Last night, I had the pleasure of watching a documentary about human/elephant conflict in Sri Lanka. The name of the film is Common Ground and it was presented by Greener Media, a multimedia production company based in New York City. It was very inspiring to know that the primary contributors to this film are all based in the NJ/NY area. I have been a staunch supporter of preserving and protecting elephants and yet, I had no idea there was an organization like the Sir Lanka Wildlife Conservation Society right in my neighborhood! They fight to educate people, both in the states, and in Sri Lanka so that human and elephant welfare can coincide and ease the tensions that are currently creating the paradox of the elephants’ status in Sri Lanka as revered and sacred to feared and intrusive.
The film traces the ancient status of elephants in Sri Lanka and the buddhist belief that they are sacred, to the present day internal conflict and ever-expanding human population that is encroaching on elephants’ territories. You see firsthand the fear and displacement on both parts as they struggle to survive in a land that is healing from war and driven to survive. Unlike the plight of African elephants who must contend with the unrelenting demand for ivory and therefore, the brutality of poaching, Asian elephants are battling for land. The Sri Lanka farmers who dwell in elephant territories (some newly re-opened post-war) face the threat of crop raiding and destruction of their homes at the hands of the elpehants. Co-existing on the same land has proven to be challenging and sometimes fatal for both sides. The film really explores this dynamic and raises some great questions about how peace can be established between man and elephant.
While there are some sad elements to the film, there is also a sign of hope and reconciliation, as the Sri Lanka Wildlife Conservation Society works with farmers to devise constructive strategies for co-existence. They are even raising funds to purchase an “elephant bus” to transport children to school without the threat of crossing the path of wild elephants on foot. They are also constructing effective fencing to section off territories between humans and elephants, as well as teaching more sustainable farming practices that repel elephants, yield more returns, and conserve the land.
If you’re interested in getting involved, donating, or simply finding out more, please visit the site www.slwcs.org. They also offer trips to Sri Lanka where you can teach English and play a part in saving elephants on the ground.

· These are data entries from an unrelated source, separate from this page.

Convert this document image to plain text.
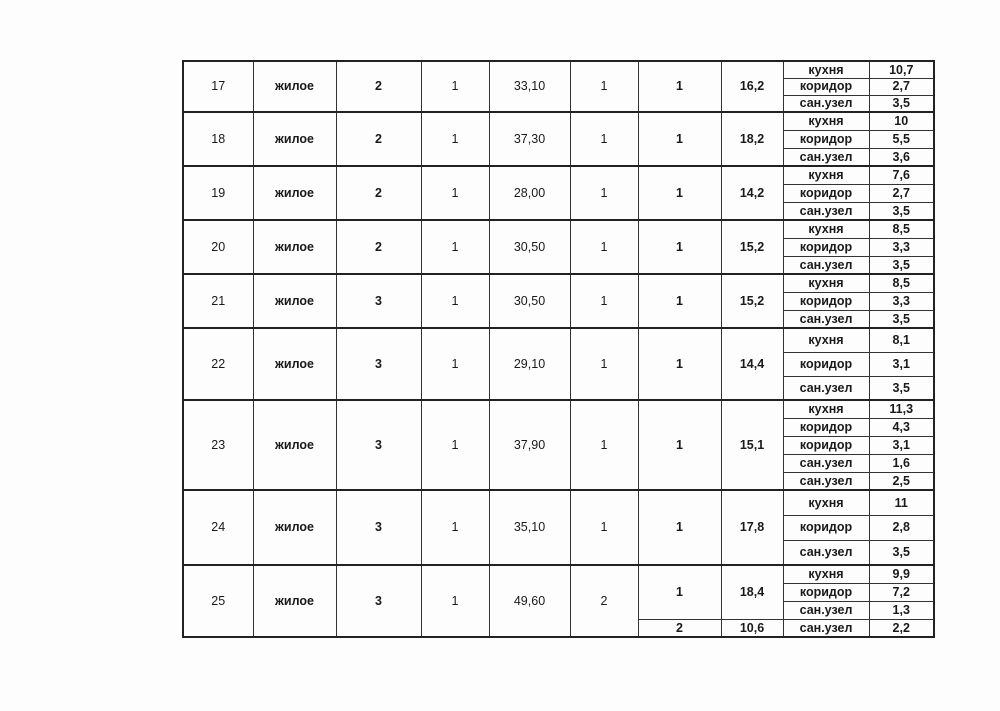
17	жилое	2	1	33,10	1	1	16,2	кухня	10,7
								коридор	2,7
								сан.узел	3,5
18	жилое	2	1	37,30	1	1	18,2	кухня	10
								коридор	5,5
								сан.узел	3,6
19	жилое	2	1	28,00	1	1	14,2	кухня	7,6
								коридор	2,7
								сан.узел	3,5
20	жилое	2	1	30,50	1	1	15,2	кухня	8,5
								коридор	3,3
								сан.узел	3,5
21	жилое	3	1	30,50	1	1	15,2	кухня	8,5
								коридор	3,3
								сан.узел	3,5
22	жилое	3	1	29,10	1	1	14,4	кухня	8,1
								коридор	3,1
								сан.узел	3,5
23	жилое	3	1	37,90	1	1	15,1	кухня	11,3
								коридор	4,3
								коридор	3,1
								сан.узел	1,6
								сан.узел	2,5
24	жилое	3	1	35,10	1	1	17,8	кухня	11
								коридор	2,8
								сан.узел	3,5
25	жилое	3	1	49,60	2	1	18,4	кухня	9,9
								коридор	7,2
								сан.узел	1,3
						2	10,6	сан.узел	2,2
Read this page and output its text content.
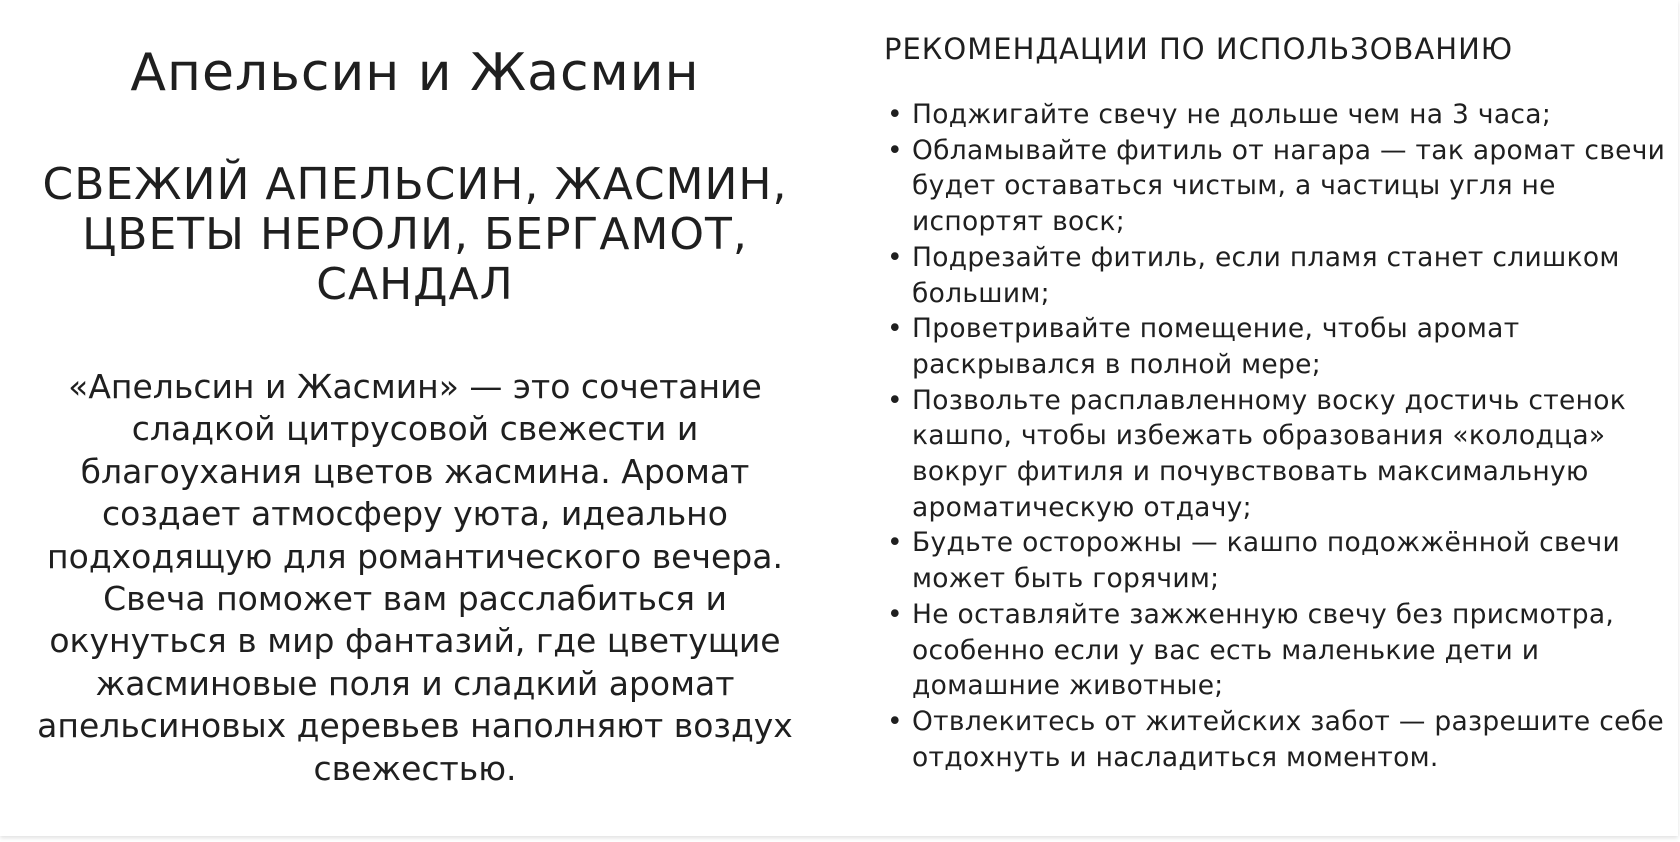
Апельсин и Жасмин
СВЕЖИЙ АПЕЛЬСИН, ЖАСМИН, ЦВЕТЫ НЕРОЛИ, БЕРГАМОТ, САНДАЛ

«Апельсин и Жасмин» — это сочетание сладкой цитрусовой свежести и благоухания цветов жасмина. Аромат создает атмосферу уюта, идеально подходящую для романтического вечера. Свеча поможет вам расслабиться и окунуться в мир фантазий, где цветущие жасминовые поля и сладкий аромат апельсиновых деревьев наполняют воздух свежестью.

РЕКОМЕНДАЦИИ ПО ИСПОЛЬЗОВАНИЮ
• Поджигайте свечу не дольше чем на 3 часа;
• Обламывайте фитиль от нагара — так аромат свечи будет оставаться чистым, а частицы угля не испортят воск;
• Подрезайте фитиль, если пламя станет слишком большим;
• Проветривайте помещение, чтобы аромат раскрывался в полной мере;
• Позвольте расплавленному воску достичь стенок кашпо, чтобы избежать образования «колодца» вокруг фитиля и почувствовать максимальную ароматическую отдачу;
• Будьте осторожны — кашпо подожжённой свечи может быть горячим;
• Не оставляйте зажженную свечу без присмотра, особенно если у вас есть маленькие дети и домашние животные;
• Отвлекитесь от житейских забот — разрешите себе отдохнуть и насладиться моментом.
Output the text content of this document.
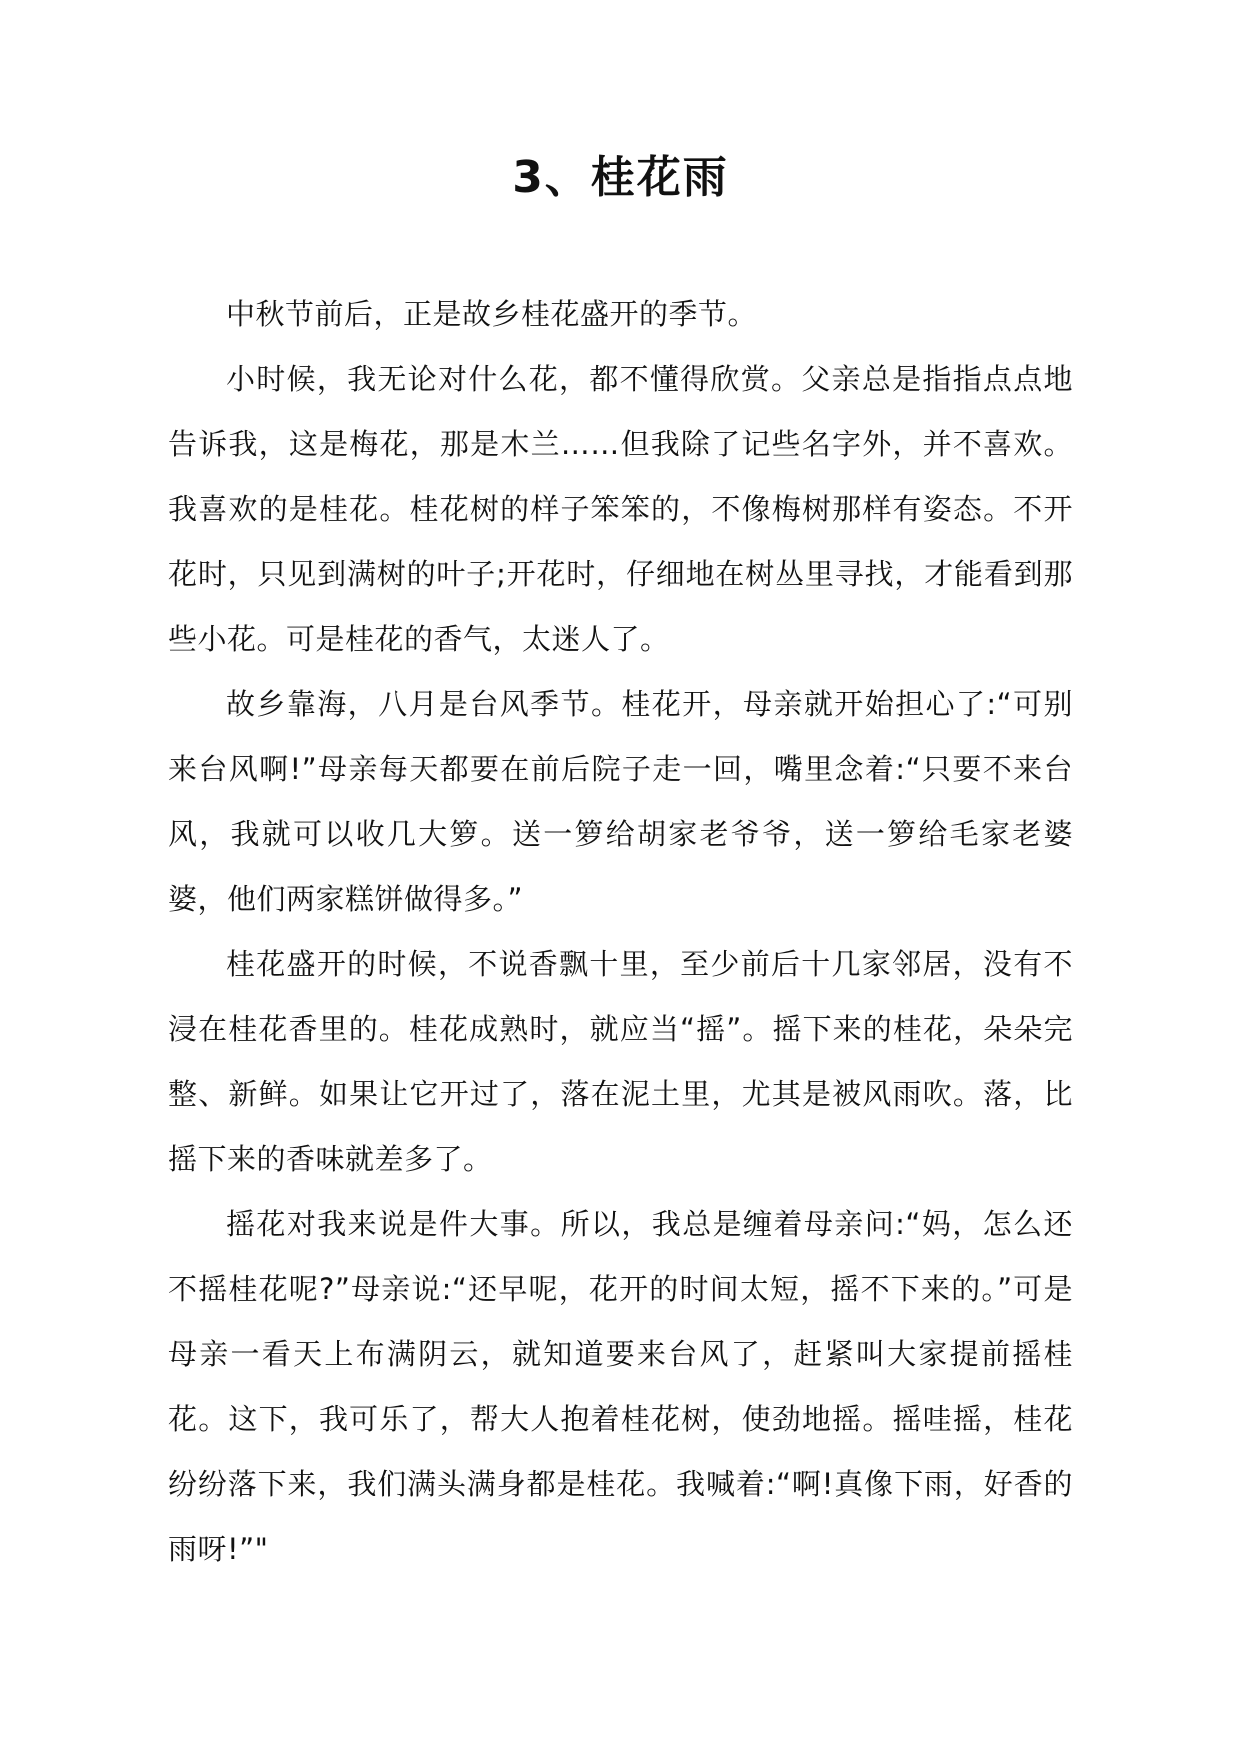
3、桂花雨

中秋节前后，正是故乡桂花盛开的季节。

小时候，我无论对什么花，都不懂得欣赏。父亲总是指指点点地告诉我，这是梅花，那是木兰……但我除了记些名字外，并不喜欢。我喜欢的是桂花。桂花树的样子笨笨的，不像梅树那样有姿态。不开花时，只见到满树的叶子;开花时，仔细地在树丛里寻找，才能看到那些小花。可是桂花的香气，太迷人了。

故乡靠海，八月是台风季节。桂花开，母亲就开始担心了:“可别来台风啊!”母亲每天都要在前后院子走一回，嘴里念着:“只要不来台风，我就可以收几大箩。送一箩给胡家老爷爷，送一箩给毛家老婆婆，他们两家糕饼做得多。”

桂花盛开的时候，不说香飘十里，至少前后十几家邻居，没有不浸在桂花香里的。桂花成熟时，就应当“摇”。摇下来的桂花，朵朵完整、新鲜。如果让它开过了，落在泥土里，尤其是被风雨吹。落，比摇下来的香味就差多了。

摇花对我来说是件大事。所以，我总是缠着母亲问:“妈，怎么还不摇桂花呢?”母亲说:“还早呢，花开的时间太短，摇不下来的。”可是母亲一看天上布满阴云，就知道要来台风了，赶紧叫大家提前摇桂花。这下，我可乐了，帮大人抱着桂花树，使劲地摇。摇哇摇，桂花纷纷落下来，我们满头满身都是桂花。我喊着:“啊!真像下雨，好香的雨呀!”"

Elephants are wildly intelligent, mystical creatures that deserve to roam this planet without fear of extinction. We all must do our part to secure their future. As for me…I was able to buy 2 beautiful prints of the Sri Lankan elephants taken by Charlie Tighe of codedmotion.com. Half the proceeds went to these elephants. Their images will serve as a reminder of their magnifence and importance in our ecosystems. We all have to do our part. Can you imagine a world where elephants only exist in photos or folklore? I can’t either. Take a stand and lend a hand!